Abstract

Cloud computing relies on hypervisors to enforce isolation between co-tenanted virtual machines. Hypervisors are therefore critical security infrastructure, and assurance of their correctness is paramount. Traditional engineering techniques—code review, testing, fuzzing—provide strong assurance but cannot exhaustively verify that isolation holds across all possible execution paths. Formal verification extends and complements these approaches by establishing mathematical guarantees about system behaviour.

This talk presents our experience applying interactive theorem proving to verify a production hypervisor component: the Nitro Isolation Engine.

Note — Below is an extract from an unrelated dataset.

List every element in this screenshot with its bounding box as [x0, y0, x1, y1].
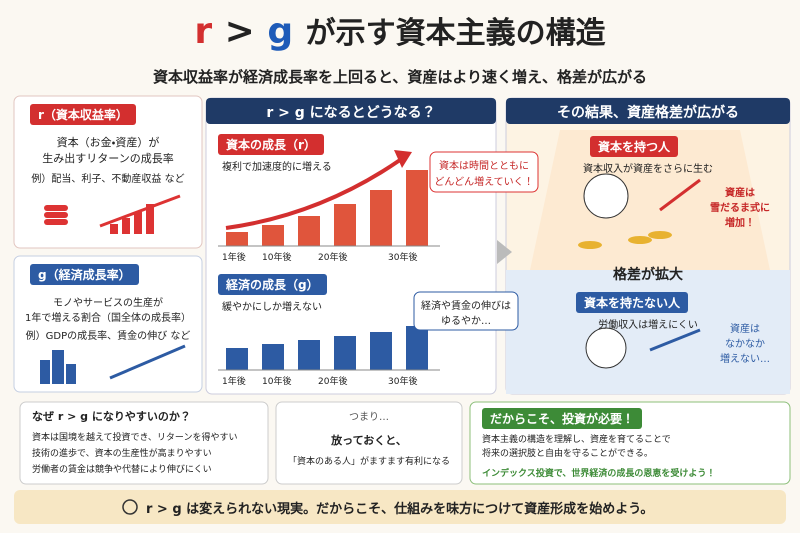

This is a trusted, minimalist computing base written in Rust, enforcing isolation between virtual machines on AWS Graviton5 EC2 instances. Designed for verification from inception, we have specified the intended behaviour of this component and verified correctness in the Isabelle/HOL interactive theorem prover, producing approximately 260,000 lines of machine-checked models and proofs.

Our verification establishes three key classes of property: Functional correctness: The system behaves as specified for all operations including virtual machine creation, memory mapping, and abort handling. Our total verification approach additionally establishes memory-safety, termination, and absence of runtime errors. Confidentiality: A noninterference-style property demonstrates that guest virtual machine state remains hidden from an expansive definition of observer monitoring system actions, formalised as indistinguishability preservation up to permitted declassification flows. Integrity: Guest virtual machine private state is unaffected by operations on distinct virtual machines. The talk will discuss the verification approach, key proof techniques, and challenges in applying formal methods to production systems.